Politicians who have more care for their pay-packets than the actual responsibilities of their position will ramble and obfuscate, and do anything to avoid looking as though they are siding with an opinion. Cue a merry-go-round of stock responses that are now boring the electorate to tears with their ineffective predictability.

Since momentum began to swell behind a People's Vote, Ms May has repeatedly claimed that there will be no second referendum. I think this is a clever piece of verbal gymnastics from her: since we know that the more stridently she denies that something will take place, the more likely that the thing will happen becomes. However, she is using the words "second referendum" meaning that should she lose the vote in the House of Commons in December, she can quite happily initiate a People's Vote, all the while claiming that it is *not*, in fact, a second referendum, but it is a consultation on the deal that has been negotiated in Brussels (which is exactly what those pushing for this outcome are saying anyway, but hey ho.)

I love the quote on the right - a shame it came from DD... 

Those who suggest that this would be a betrayal of democracy, I suggest, have a fundamental misunderstanding not only of what democracy actually *is*, its history and workings, but are also willingly blind to the many inaccuracies and seeming illegalities of the original campaign.

Surely it is more democratic to have a check that the 'will of the people' (another phrase I despise) remains that same now that a deal has been negotiated? That the 'people', of whom I assume I am one, want the government to continue this reckless slow-motion crash, knowing now what the outcome might be, or whether, having seen the offer available, think "You know what, let's leave things as they are..." Those who argue that this is an undemocratic usurpation of the referendum are ignoring the fact that many of the promises made during the campaign have been proved false, or have been rendered unachievable by this deal.

It seems that the Second Referendum idea was only palatable when it seemed that Remain would win the campaign...

People who claim that 'this isn't how democracy works', and that we can't just keep voting because we don't like what we got the first time around, again, are fundamentally blinding themselves to how it works in this country: we do keep voting if we don't like what we've got - that's what a frickin' General Election is all about, and, despite the fixed-term parliament act, it's just fine and dandy for those in power to call one whenever they think that they can get away with it. Every few years we have an election based on promises and premises: then, if after a few years we decide that those that are in power haven't fulfilled their brief, we elect someone else to have a go. That's what should happen here - as I said at the end of the previous paragraph: the promises made by the campaigns to Leave have been disproved. Maybe something else needs a shot?
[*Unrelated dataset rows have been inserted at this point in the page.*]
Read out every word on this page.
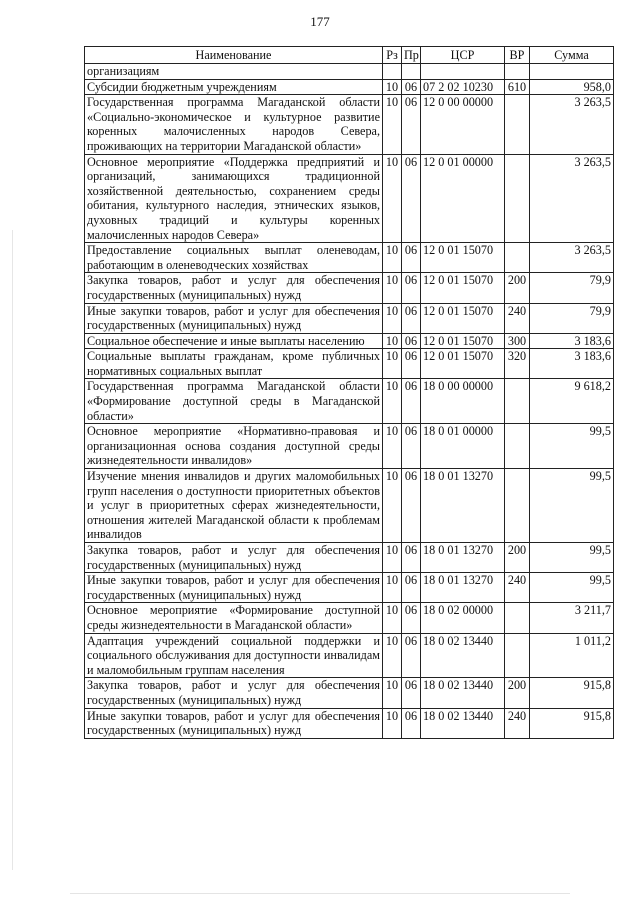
177
Наименование	Рз	Пр	ЦСР	ВР	Сумма
организациям					
Субсидии бюджетным учреждениям	10	06	07 2 02 10230	610	958,0
Государственная программа Магаданской области «Социально-экономическое и культурное развитие коренных малочисленных народов Севера, проживающих на территории Магаданской области»	10	06	12 0 00 00000		3 263,5
Основное мероприятие «Поддержка предприятий и организаций, занимающихся традиционной хозяйственной деятельностью, сохранением среды обитания, культурного наследия, этнических языков, духовных традиций и культуры коренных малочисленных народов Севера»	10	06	12 0 01 00000		3 263,5
Предоставление социальных выплат оленеводам, работающим в оленеводческих хозяйствах	10	06	12 0 01 15070		3 263,5
Закупка товаров, работ и услуг для обеспечения государственных (муниципальных) нужд	10	06	12 0 01 15070	200	79,9
Иные закупки товаров, работ и услуг для обеспечения государственных (муниципальных) нужд	10	06	12 0 01 15070	240	79,9
Социальное обеспечение и иные выплаты населению	10	06	12 0 01 15070	300	3 183,6
Социальные выплаты гражданам, кроме публичных нормативных социальных выплат	10	06	12 0 01 15070	320	3 183,6
Государственная программа Магаданской области «Формирование доступной среды в Магаданской области»	10	06	18 0 00 00000		9 618,2
Основное мероприятие «Нормативно-правовая и организационная основа создания доступной среды жизнедеятельности инвалидов»	10	06	18 0 01 00000		99,5
Изучение мнения инвалидов и других маломобильных групп населения о доступности приоритетных объектов и услуг в приоритетных сферах жизнедеятельности, отношения жителей Магаданской области к проблемам инвалидов	10	06	18 0 01 13270		99,5
Закупка товаров, работ и услуг для обеспечения государственных (муниципальных) нужд	10	06	18 0 01 13270	200	99,5
Иные закупки товаров, работ и услуг для обеспечения государственных (муниципальных) нужд	10	06	18 0 01 13270	240	99,5
Основное мероприятие «Формирование доступной среды жизнедеятельности в Магаданской области»	10	06	18 0 02 00000		3 211,7
Адаптация учреждений социальной поддержки и социального обслуживания для доступности инвалидам и маломобильным группам населения	10	06	18 0 02 13440		1 011,2
Закупка товаров, работ и услуг для обеспечения государственных (муниципальных) нужд	10	06	18 0 02 13440	200	915,8
Иные закупки товаров, работ и услуг для обеспечения государственных (муниципальных) нужд	10	06	18 0 02 13440	240	915,8
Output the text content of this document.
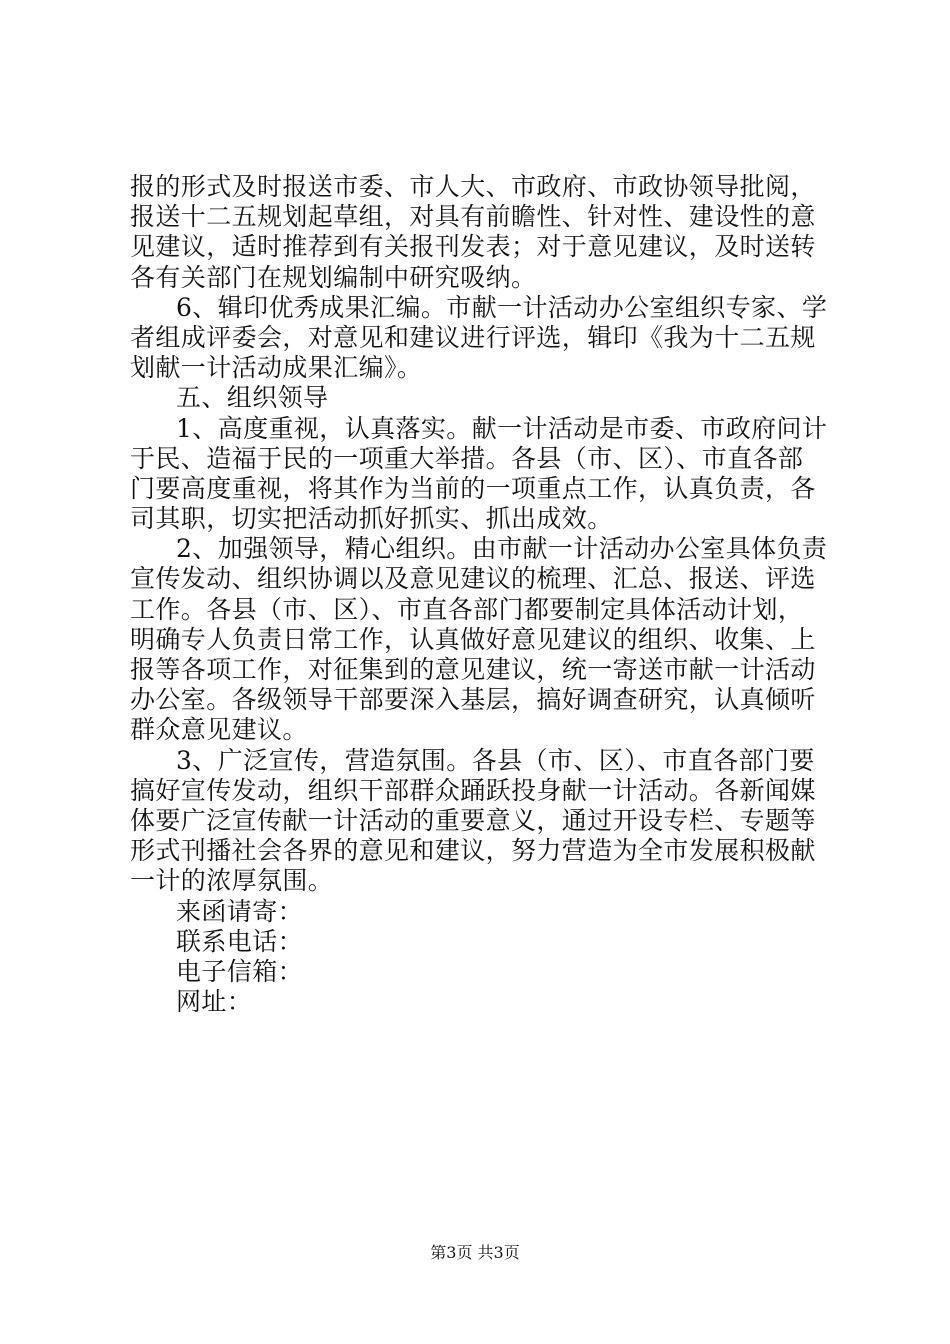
报的形式及时报送市委、市人大、市政府、市政协领导批阅，
报送十二五规划起草组，对具有前瞻性、针对性、建设性的意
见建议，适时推荐到有关报刊发表；对于意见建议，及时送转
各有关部门在规划编制中研究吸纳。
6、辑印优秀成果汇编。市献一计活动办公室组织专家、学
者组成评委会，对意见和建议进行评选，辑印《我为十二五规
划献一计活动成果汇编》。
五、组织领导
1、高度重视，认真落实。献一计活动是市委、市政府问计
于民、造福于民的一项重大举措。各县（市、区）、市直各部
门要高度重视，将其作为当前的一项重点工作，认真负责，各
司其职，切实把活动抓好抓实、抓出成效。
2、加强领导，精心组织。由市献一计活动办公室具体负责
宣传发动、组织协调以及意见建议的梳理、汇总、报送、评选
工作。各县（市、区）、市直各部门都要制定具体活动计划，
明确专人负责日常工作，认真做好意见建议的组织、收集、上
报等各项工作，对征集到的意见建议，统一寄送市献一计活动
办公室。各级领导干部要深入基层，搞好调查研究，认真倾听
群众意见建议。
3、广泛宣传，营造氛围。各县（市、区）、市直各部门要
搞好宣传发动，组织干部群众踊跃投身献一计活动。各新闻媒
体要广泛宣传献一计活动的重要意义，通过开设专栏、专题等
形式刊播社会各界的意见和建议，努力营造为全市发展积极献
一计的浓厚氛围。
来函请寄：
联系电话：
电子信箱：
网址：
第3页 共3页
Finally, while the conduct of several members of various Leave campaigns are under investigation for potentially illegal conduct, many from the official campaign are distancing themselves from the scandal and attempting to emphasise that these were distinct from the government-backed movement. But how many voters would have made the distinction at the time between a government mandated advertisement, or one that was funded by a group with the same name but the 'dot' in a different place? If illegalities were committed during the campaign which may have influenced the outcome, then the outcome should be rendered moot and we should have another ask with *actual* facts on the table.

People's Vote March
Image Source:

All of this is to say that I support a People's Vote. Actually, I support someone who might have the courage to stand up and admit that this whole thing has become an expensive and time-consuming shit-show that is distracting the government from doing their actual jobs of looking after a country that has fallen into crisis. It needs to be stopped, and soon.